The normal period to prepare a legislative agenda was four to six days, she added.
The suspension was “unlawful, void and of no effect”, she concluded.
“Parliament has not been prorogued. This is the unanimous judgement of this court.”
‘Johnson must go’
Jolyon Maugham, founder and director of the Good Law Project, was one of the driving figures behind the case.
“I am delighted today the Supreme Court has protected the foundational principle of any democracy – the right of MPs to do the job for which they were elected,” he said outside the court.
He paid tribute to the 8,000 people who had contributed to a crowdfunding campaign for the legal case. “This victory is yours,” he said.
“It’s now up to the Speakers of both houses – the House of Commons and the House of Lords – to work out what comes next,” Al Jazeera’s Rory Challands reported from the Supreme Court.
“The effect is that parliament is still in session and Boris Johnson has said he would respect the decision – the ball is now in his court.”
Commons Speaker John Bercow said the House must “convene without delay” and that he would be consulting party leaders “as a matter of urgency”.
Pressure on Boris Johnson to resign mounted immediately the judgment was announced.
To huge cheers and chants of “Johnson out!”, Labour leader Jeremy Corbyn said Johnson should become the shortest-ever serving British prime minister – and that Labour was ready to form a government.
“I invite Boris Johnson, in the historic words, to ‘consider his position’,” Corbyn told delegates at the Labour Party’s annual conference in Brighton.
Scottish National Party politician Joanna Cherry, another key figure bringing the legal case, joined Corbyn’s call.
“His position is untenable and he should have the guts for once to do the decent thing and resign,” she said outside the court.
Demonstrators gathered outside the Supreme Court on Tuesday [Frank Augstein/The Associated Press]
Former Green Party leader Caroline Lucas called for Britain to formally codify its series of legal conventions and agreements.
“I think important here too is the fact that we must have a written constitution after this,” said the Brighton Pavilion MP.
“Thankfully the Supreme Court has ruled unanimously in our favour, but it should never have come to this. It shouldn’t require the courts to uphold parliamentary sovereignty.
“That is why as well as celebrating this victory today, we must set about putting in place a written constitution so that we are not at the whim any more of ‘gentlemen’s agreements’ – this is a trial for parliamentary sovereignty.
“This is a triumph for all of us.
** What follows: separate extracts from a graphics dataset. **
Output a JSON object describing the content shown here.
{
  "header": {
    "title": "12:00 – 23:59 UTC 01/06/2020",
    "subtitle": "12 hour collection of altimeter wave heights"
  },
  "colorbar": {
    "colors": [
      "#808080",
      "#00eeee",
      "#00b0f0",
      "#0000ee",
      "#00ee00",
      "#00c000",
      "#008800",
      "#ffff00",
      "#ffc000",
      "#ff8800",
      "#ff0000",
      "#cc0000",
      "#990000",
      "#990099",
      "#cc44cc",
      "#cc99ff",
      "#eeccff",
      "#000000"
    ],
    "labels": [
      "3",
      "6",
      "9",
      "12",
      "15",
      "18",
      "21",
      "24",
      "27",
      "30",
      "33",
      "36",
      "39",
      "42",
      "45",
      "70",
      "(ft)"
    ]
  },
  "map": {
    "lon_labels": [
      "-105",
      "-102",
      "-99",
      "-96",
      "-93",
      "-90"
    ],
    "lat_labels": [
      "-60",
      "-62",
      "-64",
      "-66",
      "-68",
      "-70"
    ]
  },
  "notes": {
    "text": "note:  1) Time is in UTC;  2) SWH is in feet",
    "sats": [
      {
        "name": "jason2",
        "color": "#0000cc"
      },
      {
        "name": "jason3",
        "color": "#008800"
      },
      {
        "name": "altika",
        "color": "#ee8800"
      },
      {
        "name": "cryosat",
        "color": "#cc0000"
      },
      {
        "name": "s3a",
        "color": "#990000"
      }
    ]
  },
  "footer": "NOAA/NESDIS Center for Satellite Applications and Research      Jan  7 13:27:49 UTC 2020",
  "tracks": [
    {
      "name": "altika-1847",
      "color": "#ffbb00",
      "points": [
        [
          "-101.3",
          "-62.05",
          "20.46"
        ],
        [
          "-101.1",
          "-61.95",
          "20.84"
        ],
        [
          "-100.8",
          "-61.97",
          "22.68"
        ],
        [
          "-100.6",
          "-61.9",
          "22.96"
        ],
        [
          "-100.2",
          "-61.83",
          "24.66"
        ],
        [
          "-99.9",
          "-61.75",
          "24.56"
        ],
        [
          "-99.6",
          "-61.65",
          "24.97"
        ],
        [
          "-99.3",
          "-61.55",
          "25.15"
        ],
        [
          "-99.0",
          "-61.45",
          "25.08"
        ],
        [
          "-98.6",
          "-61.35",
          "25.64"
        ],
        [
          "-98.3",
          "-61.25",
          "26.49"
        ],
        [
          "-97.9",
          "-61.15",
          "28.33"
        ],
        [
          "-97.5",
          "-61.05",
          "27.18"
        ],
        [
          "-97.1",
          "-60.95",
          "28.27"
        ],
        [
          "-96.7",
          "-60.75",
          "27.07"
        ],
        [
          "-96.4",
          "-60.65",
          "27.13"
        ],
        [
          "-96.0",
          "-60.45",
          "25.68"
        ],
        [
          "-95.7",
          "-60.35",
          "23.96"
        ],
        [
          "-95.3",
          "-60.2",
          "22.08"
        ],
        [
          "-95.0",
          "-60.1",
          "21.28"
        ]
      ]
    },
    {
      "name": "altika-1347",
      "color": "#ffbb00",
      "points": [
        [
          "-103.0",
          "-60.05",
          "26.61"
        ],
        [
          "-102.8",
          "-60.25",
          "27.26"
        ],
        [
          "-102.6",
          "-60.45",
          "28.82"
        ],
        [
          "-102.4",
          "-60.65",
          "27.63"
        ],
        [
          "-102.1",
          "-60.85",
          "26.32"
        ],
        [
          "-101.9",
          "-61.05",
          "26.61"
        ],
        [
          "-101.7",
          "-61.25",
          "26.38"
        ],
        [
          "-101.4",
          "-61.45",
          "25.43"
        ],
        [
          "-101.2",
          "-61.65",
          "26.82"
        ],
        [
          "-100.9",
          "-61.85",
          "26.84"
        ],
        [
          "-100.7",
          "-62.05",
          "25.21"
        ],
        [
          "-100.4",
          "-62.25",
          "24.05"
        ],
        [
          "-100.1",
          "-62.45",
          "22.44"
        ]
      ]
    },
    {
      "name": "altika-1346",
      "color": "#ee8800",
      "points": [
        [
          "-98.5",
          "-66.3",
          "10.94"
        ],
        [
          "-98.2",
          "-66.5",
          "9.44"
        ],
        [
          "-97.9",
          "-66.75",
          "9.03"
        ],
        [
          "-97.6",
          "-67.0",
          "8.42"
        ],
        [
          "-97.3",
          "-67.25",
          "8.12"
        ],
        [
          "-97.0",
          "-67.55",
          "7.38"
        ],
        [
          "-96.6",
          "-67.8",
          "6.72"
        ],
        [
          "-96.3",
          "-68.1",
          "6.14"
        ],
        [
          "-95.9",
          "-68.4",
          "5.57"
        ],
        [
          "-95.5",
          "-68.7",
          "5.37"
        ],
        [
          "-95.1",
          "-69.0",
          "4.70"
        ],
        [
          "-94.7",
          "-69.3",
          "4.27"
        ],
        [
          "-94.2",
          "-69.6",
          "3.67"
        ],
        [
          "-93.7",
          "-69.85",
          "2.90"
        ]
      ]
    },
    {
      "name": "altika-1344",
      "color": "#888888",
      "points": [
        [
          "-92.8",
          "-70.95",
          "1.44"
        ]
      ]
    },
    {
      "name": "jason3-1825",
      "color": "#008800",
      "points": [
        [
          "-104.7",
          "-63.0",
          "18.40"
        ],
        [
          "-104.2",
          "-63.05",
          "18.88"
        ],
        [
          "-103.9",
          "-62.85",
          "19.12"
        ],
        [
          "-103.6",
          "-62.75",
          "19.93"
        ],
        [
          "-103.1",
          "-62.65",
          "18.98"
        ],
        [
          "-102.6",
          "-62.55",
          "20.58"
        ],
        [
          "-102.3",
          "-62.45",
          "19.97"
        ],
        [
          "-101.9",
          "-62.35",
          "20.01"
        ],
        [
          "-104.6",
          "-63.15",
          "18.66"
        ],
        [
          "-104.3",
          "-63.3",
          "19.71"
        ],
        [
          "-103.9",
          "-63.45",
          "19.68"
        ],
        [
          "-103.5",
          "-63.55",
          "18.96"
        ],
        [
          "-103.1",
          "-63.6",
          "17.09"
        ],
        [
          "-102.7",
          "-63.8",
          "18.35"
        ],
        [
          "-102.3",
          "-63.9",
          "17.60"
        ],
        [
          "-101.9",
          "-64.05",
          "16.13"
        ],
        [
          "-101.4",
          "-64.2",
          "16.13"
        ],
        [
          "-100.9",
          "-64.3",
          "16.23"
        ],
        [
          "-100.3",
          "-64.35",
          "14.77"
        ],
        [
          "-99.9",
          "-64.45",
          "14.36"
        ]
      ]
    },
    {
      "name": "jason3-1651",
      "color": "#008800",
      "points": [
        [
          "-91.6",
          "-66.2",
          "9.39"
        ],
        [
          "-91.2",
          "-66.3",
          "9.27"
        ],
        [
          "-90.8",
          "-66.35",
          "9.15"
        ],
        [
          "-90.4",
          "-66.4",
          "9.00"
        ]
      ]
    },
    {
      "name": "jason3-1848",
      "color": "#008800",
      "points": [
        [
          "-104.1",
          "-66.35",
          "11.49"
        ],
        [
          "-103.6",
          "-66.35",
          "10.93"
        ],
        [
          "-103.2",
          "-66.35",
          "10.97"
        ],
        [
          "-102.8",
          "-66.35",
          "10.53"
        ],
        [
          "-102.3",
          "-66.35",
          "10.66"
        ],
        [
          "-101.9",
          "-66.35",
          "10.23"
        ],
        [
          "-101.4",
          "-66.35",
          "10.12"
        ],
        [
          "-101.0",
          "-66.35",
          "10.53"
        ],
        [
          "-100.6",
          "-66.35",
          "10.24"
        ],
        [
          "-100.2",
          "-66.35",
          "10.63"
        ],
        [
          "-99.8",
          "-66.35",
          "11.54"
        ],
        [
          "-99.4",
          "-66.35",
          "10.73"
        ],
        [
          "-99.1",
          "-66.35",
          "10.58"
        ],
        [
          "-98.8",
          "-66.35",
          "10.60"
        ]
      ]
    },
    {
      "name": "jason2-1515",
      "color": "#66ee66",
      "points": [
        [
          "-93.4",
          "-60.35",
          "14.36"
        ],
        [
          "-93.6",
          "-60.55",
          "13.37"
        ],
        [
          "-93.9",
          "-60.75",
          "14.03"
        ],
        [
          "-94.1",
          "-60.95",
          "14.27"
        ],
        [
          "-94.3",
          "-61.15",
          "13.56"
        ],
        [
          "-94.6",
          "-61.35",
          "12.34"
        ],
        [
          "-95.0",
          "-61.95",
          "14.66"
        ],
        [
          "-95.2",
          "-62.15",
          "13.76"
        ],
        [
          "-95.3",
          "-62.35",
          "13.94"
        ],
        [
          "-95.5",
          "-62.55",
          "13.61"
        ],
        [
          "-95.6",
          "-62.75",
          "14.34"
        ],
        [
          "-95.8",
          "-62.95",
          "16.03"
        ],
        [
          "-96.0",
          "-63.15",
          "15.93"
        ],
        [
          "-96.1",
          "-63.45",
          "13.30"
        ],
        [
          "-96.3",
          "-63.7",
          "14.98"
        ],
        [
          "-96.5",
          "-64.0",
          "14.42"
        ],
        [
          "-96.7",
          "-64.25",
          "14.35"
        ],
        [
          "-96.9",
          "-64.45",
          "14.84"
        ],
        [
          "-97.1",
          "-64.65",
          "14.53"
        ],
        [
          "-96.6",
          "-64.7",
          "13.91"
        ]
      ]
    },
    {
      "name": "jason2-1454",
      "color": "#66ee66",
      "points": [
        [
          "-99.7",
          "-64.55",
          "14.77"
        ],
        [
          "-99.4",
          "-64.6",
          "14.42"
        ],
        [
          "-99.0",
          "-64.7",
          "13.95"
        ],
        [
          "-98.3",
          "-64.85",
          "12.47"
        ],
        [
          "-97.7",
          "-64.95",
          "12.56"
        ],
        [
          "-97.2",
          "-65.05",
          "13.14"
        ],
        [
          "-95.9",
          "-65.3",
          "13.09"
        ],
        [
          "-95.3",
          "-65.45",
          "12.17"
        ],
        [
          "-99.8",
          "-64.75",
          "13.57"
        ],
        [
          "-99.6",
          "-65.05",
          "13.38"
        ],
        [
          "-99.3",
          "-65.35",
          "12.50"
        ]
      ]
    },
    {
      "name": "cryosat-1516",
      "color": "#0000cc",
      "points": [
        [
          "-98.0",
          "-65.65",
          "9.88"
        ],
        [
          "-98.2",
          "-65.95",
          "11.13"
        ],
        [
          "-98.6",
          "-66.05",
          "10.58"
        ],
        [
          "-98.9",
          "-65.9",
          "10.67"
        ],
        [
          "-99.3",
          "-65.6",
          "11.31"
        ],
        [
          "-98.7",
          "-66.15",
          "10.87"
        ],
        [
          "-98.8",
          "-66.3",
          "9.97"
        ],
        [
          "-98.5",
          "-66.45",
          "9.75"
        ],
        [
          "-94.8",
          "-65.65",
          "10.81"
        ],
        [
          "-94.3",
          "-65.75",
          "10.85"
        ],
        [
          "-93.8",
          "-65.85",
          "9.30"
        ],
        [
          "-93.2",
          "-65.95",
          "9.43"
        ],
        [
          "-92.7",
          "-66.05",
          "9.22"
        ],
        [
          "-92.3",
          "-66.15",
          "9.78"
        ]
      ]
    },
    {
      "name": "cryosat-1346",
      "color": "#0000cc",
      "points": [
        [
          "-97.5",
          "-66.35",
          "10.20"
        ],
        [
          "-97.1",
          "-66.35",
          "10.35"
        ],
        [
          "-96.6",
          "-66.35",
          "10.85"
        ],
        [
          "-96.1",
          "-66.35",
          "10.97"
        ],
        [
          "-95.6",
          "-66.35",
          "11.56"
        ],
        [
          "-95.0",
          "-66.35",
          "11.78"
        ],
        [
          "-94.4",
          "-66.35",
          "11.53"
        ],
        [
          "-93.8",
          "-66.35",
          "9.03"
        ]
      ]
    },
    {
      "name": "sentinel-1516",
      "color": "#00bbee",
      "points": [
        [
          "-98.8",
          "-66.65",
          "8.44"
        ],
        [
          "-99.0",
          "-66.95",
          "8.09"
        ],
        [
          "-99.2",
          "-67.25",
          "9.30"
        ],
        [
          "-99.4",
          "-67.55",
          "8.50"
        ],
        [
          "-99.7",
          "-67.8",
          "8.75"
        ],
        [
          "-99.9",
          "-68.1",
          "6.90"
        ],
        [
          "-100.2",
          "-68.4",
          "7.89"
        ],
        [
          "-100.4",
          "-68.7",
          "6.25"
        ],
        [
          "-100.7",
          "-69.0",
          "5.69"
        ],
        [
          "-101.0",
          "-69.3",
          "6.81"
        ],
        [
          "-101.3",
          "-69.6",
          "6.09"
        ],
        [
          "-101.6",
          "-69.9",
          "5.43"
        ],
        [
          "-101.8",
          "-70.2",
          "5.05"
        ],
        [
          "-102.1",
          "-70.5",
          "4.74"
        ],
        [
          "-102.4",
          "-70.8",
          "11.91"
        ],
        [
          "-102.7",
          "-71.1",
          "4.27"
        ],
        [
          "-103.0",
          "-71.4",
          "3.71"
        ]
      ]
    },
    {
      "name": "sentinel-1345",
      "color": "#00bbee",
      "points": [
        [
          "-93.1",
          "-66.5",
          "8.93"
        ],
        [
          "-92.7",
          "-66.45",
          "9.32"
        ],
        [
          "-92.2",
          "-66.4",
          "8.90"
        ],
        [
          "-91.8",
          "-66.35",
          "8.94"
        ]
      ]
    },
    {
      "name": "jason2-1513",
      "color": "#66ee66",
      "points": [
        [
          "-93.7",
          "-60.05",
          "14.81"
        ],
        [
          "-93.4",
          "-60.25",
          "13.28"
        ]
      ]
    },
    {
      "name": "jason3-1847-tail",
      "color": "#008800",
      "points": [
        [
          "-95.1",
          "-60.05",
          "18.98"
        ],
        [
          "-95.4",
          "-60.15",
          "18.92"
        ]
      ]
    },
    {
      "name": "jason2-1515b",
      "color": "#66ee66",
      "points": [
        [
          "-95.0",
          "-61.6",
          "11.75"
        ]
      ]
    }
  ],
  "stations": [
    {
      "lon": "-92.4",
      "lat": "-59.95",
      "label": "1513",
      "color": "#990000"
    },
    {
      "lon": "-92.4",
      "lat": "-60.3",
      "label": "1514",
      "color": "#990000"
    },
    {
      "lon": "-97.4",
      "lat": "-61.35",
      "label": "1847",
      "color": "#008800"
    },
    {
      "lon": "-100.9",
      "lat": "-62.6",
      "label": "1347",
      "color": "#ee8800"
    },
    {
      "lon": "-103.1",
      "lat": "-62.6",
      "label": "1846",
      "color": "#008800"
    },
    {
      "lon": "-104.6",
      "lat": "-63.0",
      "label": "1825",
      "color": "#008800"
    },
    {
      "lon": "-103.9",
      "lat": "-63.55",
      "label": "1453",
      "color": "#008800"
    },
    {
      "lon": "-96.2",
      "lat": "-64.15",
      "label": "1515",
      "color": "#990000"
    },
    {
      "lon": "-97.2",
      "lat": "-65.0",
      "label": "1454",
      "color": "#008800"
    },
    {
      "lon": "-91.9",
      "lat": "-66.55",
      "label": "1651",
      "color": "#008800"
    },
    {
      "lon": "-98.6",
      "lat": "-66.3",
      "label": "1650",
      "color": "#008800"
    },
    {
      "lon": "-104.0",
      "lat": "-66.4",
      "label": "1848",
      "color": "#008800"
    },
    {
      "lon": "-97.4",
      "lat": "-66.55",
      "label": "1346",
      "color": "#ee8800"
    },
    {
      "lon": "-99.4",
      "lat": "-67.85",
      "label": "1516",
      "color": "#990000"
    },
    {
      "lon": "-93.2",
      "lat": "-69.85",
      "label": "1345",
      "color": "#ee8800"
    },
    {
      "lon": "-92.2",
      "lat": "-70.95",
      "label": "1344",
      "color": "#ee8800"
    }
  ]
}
Johnson must go and we must get back to work.”
London Mayor Sadiq Khan said Johnson “misled the British public, Parliament, the queen and the courts” about the reason he suspended Parliament.
“The truth is that the prime minister wanted to silence our MPs and prevent them from debating and scrutinising his catastrophic plans for a no-deal Brexit,” he said in a statement shared on Twitter.
“Parliament must now be immediately recalled so that MPs can get on with their job of holding this undemocratic and dishonest Government to account.”
Nigel Farage, the populist far-right leader of the Brexit Party who has failed seven times to be elected to Parliament, said Johnson had been badly advised. “Prorogation is the worst political decision ever,” he said. “Johnson’s adviser, Dominic Cummings must go.”
Conservative MP Tom Tugendhat shared a picture of himself sitting in the House of Commons following the Supreme Court’s ruling: “We’re sitting,” reads the caption.
We’re sitting… pic.twitter.com/GdApCgcpbp
— Tom Tugendhat (@TomTugendhat) September 24, 2019
The European Commission declined to comment on “internal constitutional matters” of the United Kingdom.
“Will Boris Johnson resign? Well, I don’t think he’s the resigning kind,” said Al Jazeera’s Challands.
“We are heading towards an election, of course. We might get something in the coming weeks which might catalyse that; if there is a vote of no confidence we might end up with some kind of caretaker government. Other party leaders have said they don’t want that to be headed by Labour leader Jeremy Corbyn, but perhaps some other figure may end up leading a caretaker administration.”